[ACCI-CAVIE] Google announced it will invest $1 billion over the next 5 years to support digital transformation in Africa. The announcement was made today by Sundar Pichai (pictured), CEO of Google and Alphabet, during the first ever Google for Africa event held online and broadcast live.
The initiative will help improve access to the Internet and digital products, support startups, empower businesses, and support non-profits. Google is currently deploying the Equiano submarine cable that will run through South Africa, Namibia, Nigeria and St. Helena to connect Africa to Europe. The company is also working with several major telecom operators to make Android smartphones more affordable. Google is launching Plus Codes, which are free and open source addressing systems, to provide addresses and facilitate people’s access to various online services such as e-commerce.
In the startup segment, Google announces investments through the Black Founders Fund. This initiative is in addition to the Google for Startups Accelerator Africa, which supports early stage startups. Moreover, the U.S. tech giant plans to launch a $50 million Africa Investment Fund that will provide startups with access to Google employees, network and technology to help them create meaningful products for their communities.

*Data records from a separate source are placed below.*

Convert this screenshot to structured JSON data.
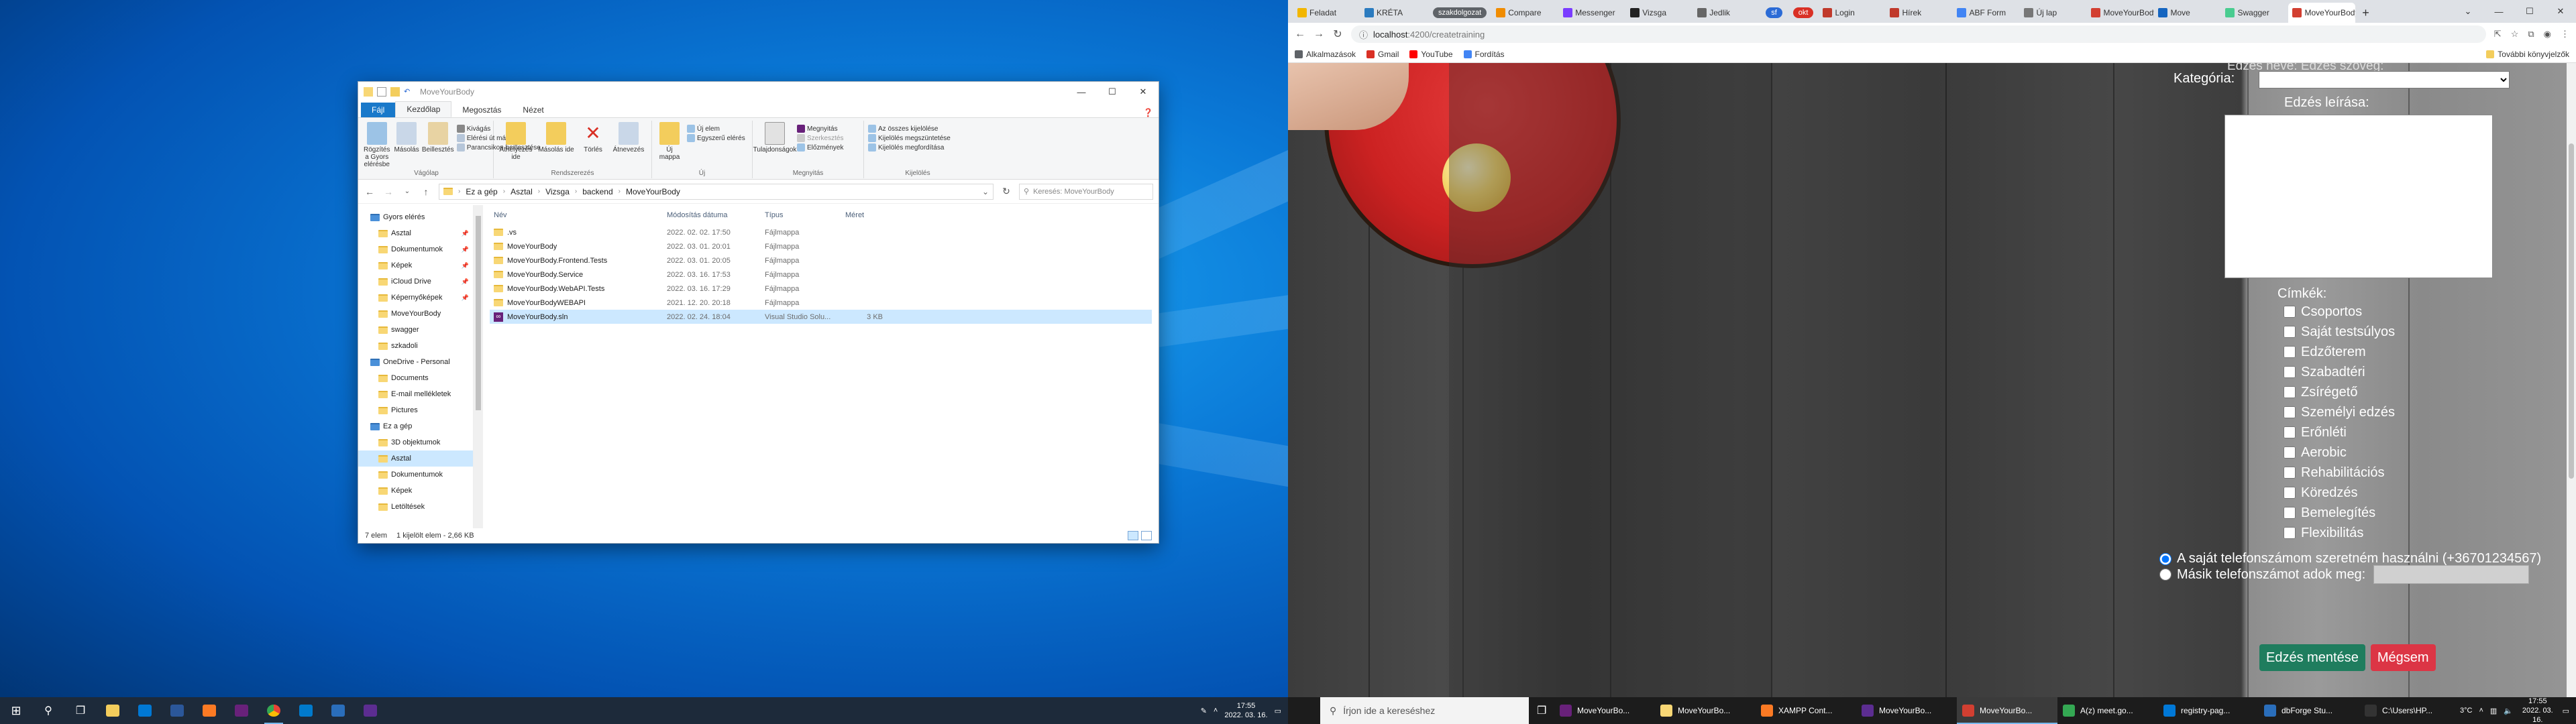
{
  "explorer": {
    "title": "MoveYourBody",
    "tabs": [
      "Fájl",
      "Kezdőlap",
      "Megosztás",
      "Nézet"
    ],
    "ribbon": {
      "clipboard": {
        "pin": "Rögzítés a Gyors elérésbe",
        "copy": "Másolás",
        "paste": "Beillesztés",
        "cut": "Kivágás",
        "copy_path": "Elérési út másolása",
        "paste_shortcut": "Parancsikon beillesztése",
        "group": "Vágólap"
      },
      "organize": {
        "move": "Áthelyezés ide",
        "copy_to": "Másolás ide",
        "delete": "Törlés",
        "rename": "Átnevezés",
        "group": "Rendszerezés"
      },
      "new": {
        "new_folder": "Új mappa",
        "new_item": "Új elem",
        "easy_access": "Egyszerű elérés",
        "group": "Új"
      },
      "open": {
        "properties": "Tulajdonságok",
        "open": "Megnyitás",
        "edit": "Szerkesztés",
        "history": "Előzmények",
        "group": "Megnyitás"
      },
      "select": {
        "select_all": "Az összes kijelölése",
        "select_none": "Kijelölés megszüntetése",
        "invert": "Kijelölés megfordítása",
        "group": "Kijelölés"
      }
    },
    "breadcrumb": [
      "Ez a gép",
      "Asztal",
      "Vizsga",
      "backend",
      "MoveYourBody"
    ],
    "search_placeholder": "Keresés: MoveYourBody",
    "nav": [
      {
        "label": "Gyors elérés",
        "sub": false,
        "sel": false
      },
      {
        "label": "Asztal",
        "sub": true,
        "sel": false,
        "pin": true
      },
      {
        "label": "Dokumentumok",
        "sub": true,
        "sel": false,
        "pin": true
      },
      {
        "label": "Képek",
        "sub": true,
        "sel": false,
        "pin": true
      },
      {
        "label": "iCloud Drive",
        "sub": true,
        "sel": false,
        "pin": true
      },
      {
        "label": "Képernyőképek",
        "sub": true,
        "sel": false,
        "pin": true
      },
      {
        "label": "MoveYourBody",
        "sub": true,
        "sel": false
      },
      {
        "label": "swagger",
        "sub": true,
        "sel": false
      },
      {
        "label": "szkadoli",
        "sub": true,
        "sel": false
      },
      {
        "label": "OneDrive - Personal",
        "sub": false,
        "sel": false
      },
      {
        "label": "Documents",
        "sub": true,
        "sel": false
      },
      {
        "label": "E-mail mellékletek",
        "sub": true,
        "sel": false
      },
      {
        "label": "Pictures",
        "sub": true,
        "sel": false
      },
      {
        "label": "Ez a gép",
        "sub": false,
        "sel": false
      },
      {
        "label": "3D objektumok",
        "sub": true,
        "sel": false
      },
      {
        "label": "Asztal",
        "sub": true,
        "sel": true
      },
      {
        "label": "Dokumentumok",
        "sub": true,
        "sel": false
      },
      {
        "label": "Képek",
        "sub": true,
        "sel": false
      },
      {
        "label": "Letöltések",
        "sub": true,
        "sel": false
      }
    ],
    "columns": {
      "name": "Név",
      "date": "Módosítás dátuma",
      "type": "Típus",
      "size": "Méret"
    },
    "files": [
      {
        "name": ".vs",
        "date": "2022. 02. 02. 17:50",
        "type": "Fájlmappa",
        "size": "",
        "kind": "folder",
        "sel": false
      },
      {
        "name": "MoveYourBody",
        "date": "2022. 03. 01. 20:01",
        "type": "Fájlmappa",
        "size": "",
        "kind": "folder",
        "sel": false
      },
      {
        "name": "MoveYourBody.Frontend.Tests",
        "date": "2022. 03. 01. 20:05",
        "type": "Fájlmappa",
        "size": "",
        "kind": "folder",
        "sel": false
      },
      {
        "name": "MoveYourBody.Service",
        "date": "2022. 03. 16. 17:53",
        "type": "Fájlmappa",
        "size": "",
        "kind": "folder",
        "sel": false
      },
      {
        "name": "MoveYourBody.WebAPI.Tests",
        "date": "2022. 03. 16. 17:29",
        "type": "Fájlmappa",
        "size": "",
        "kind": "folder",
        "sel": false
      },
      {
        "name": "MoveYourBodyWEBAPI",
        "date": "2021. 12. 20. 20:18",
        "type": "Fájlmappa",
        "size": "",
        "kind": "folder",
        "sel": false
      },
      {
        "name": "MoveYourBody.sln",
        "date": "2022. 02. 24. 18:04",
        "type": "Visual Studio Solu...",
        "size": "3 KB",
        "kind": "sln",
        "sel": true
      }
    ],
    "status": {
      "count": "7 elem",
      "selected": "1 kijelölt elem - 2,66 KB"
    }
  },
  "taskbar_left": {
    "time": "17:55",
    "date": "2022. 03. 16."
  },
  "chrome": {
    "tabs": [
      {
        "label": "Feladat",
        "color": "#f2b600"
      },
      {
        "label": "KRÉTA",
        "color": "#2b7bbf"
      },
      {
        "label": "szakdolgozat",
        "color": "#5f6368",
        "group": true
      },
      {
        "label": "Compare",
        "color": "#f08c00"
      },
      {
        "label": "Messenger",
        "color": "#7a3cff"
      },
      {
        "label": "Vizsga",
        "color": "#222"
      },
      {
        "label": "Jedlik",
        "color": "#666"
      },
      {
        "label": "sf",
        "color": "#2b6bd6",
        "pill": true
      },
      {
        "label": "okt",
        "color": "#d93025",
        "pill": true
      },
      {
        "label": "Login",
        "color": "#c0392b"
      },
      {
        "label": "Hírek",
        "color": "#c0392b"
      },
      {
        "label": "ABF Form",
        "color": "#4285f4"
      },
      {
        "label": "Új lap",
        "color": "#777"
      },
      {
        "label": "MoveYourBody",
        "color": "#d23f31"
      },
      {
        "label": "Move",
        "color": "#1565c0"
      },
      {
        "label": "Swagger",
        "color": "#49cc90"
      },
      {
        "label": "MoveYourBody",
        "color": "#d23f31",
        "active": true
      }
    ],
    "url_host": "localhost",
    "url_path": ":4200/createtraining",
    "bookmarks": [
      {
        "label": "Alkalmazások",
        "color": "#5f6368"
      },
      {
        "label": "Gmail",
        "color": "#d93025"
      },
      {
        "label": "YouTube",
        "color": "#ff0000"
      },
      {
        "label": "Fordítás",
        "color": "#4285f4"
      }
    ],
    "other_bookmarks": "További könyvjelzők"
  },
  "form": {
    "top_cut": "Edzés neve: Edzés szöveg:",
    "category_label": "Kategória:",
    "description_label": "Edzés leírása:",
    "tags_label": "Címkék:",
    "tags": [
      "Csoportos",
      "Saját testsúlyos",
      "Edzőterem",
      "Szabadtéri",
      "Zsírégető",
      "Személyi edzés",
      "Erőnléti",
      "Aerobic",
      "Rehabilitációs",
      "Köredzés",
      "Bemelegítés",
      "Flexibilitás"
    ],
    "phone_own": "A saját telefonszámom szeretném használni (+36701234567)",
    "phone_other": "Másik telefonszámot adok meg:",
    "save_button": "Edzés mentése",
    "cancel_button": "Mégsem"
  },
  "taskbar_right": {
    "search_placeholder": "Írjon ide a kereséshez",
    "apps": [
      {
        "label": "MoveYourBo...",
        "color": "#68217a"
      },
      {
        "label": "MoveYourBo...",
        "color": "#f8d775"
      },
      {
        "label": "XAMPP Cont...",
        "color": "#fb7a24"
      },
      {
        "label": "MoveYourBo...",
        "color": "#5c2d91"
      },
      {
        "label": "MoveYourBo...",
        "color": "#d23f31",
        "active": true
      },
      {
        "label": "A(z) meet.go...",
        "color": "#34a853"
      },
      {
        "label": "registry-pag...",
        "color": "#0078d7"
      },
      {
        "label": "dbForge Stu...",
        "color": "#2a6ebb"
      },
      {
        "label": "C:\\Users\\HP...",
        "color": "#333"
      }
    ],
    "temp": "3°C",
    "time": "17:55",
    "date": "2022. 03. 16."
  }
}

Low-interest loans will be provided to small businesses and entrepreneurs in Ghana, Kenya, Nigeria and South Africa to help them cope with Covid-19; $10 million will be made available for this action backed by the nonprofit organization Kiva. For nonprofits working to improve lives in Africa, Google plans $40 million in financial support.
“In the last year we have seen more investment rounds into tech startups than ever before. I am of the firm belief that no one is better placed to solve Africa’s biggest problems than Africa’s young developers and startup founders,” Nitin Gajria, Google’s managing director in Africa, said.
Google has long supported digital growth on the continent. In 2017, the company launched the Grow with Google initiative to train 10 million young Africans and small businesses in digital skills. To date, Google claims to have trained over 6 million people in 25 African countries.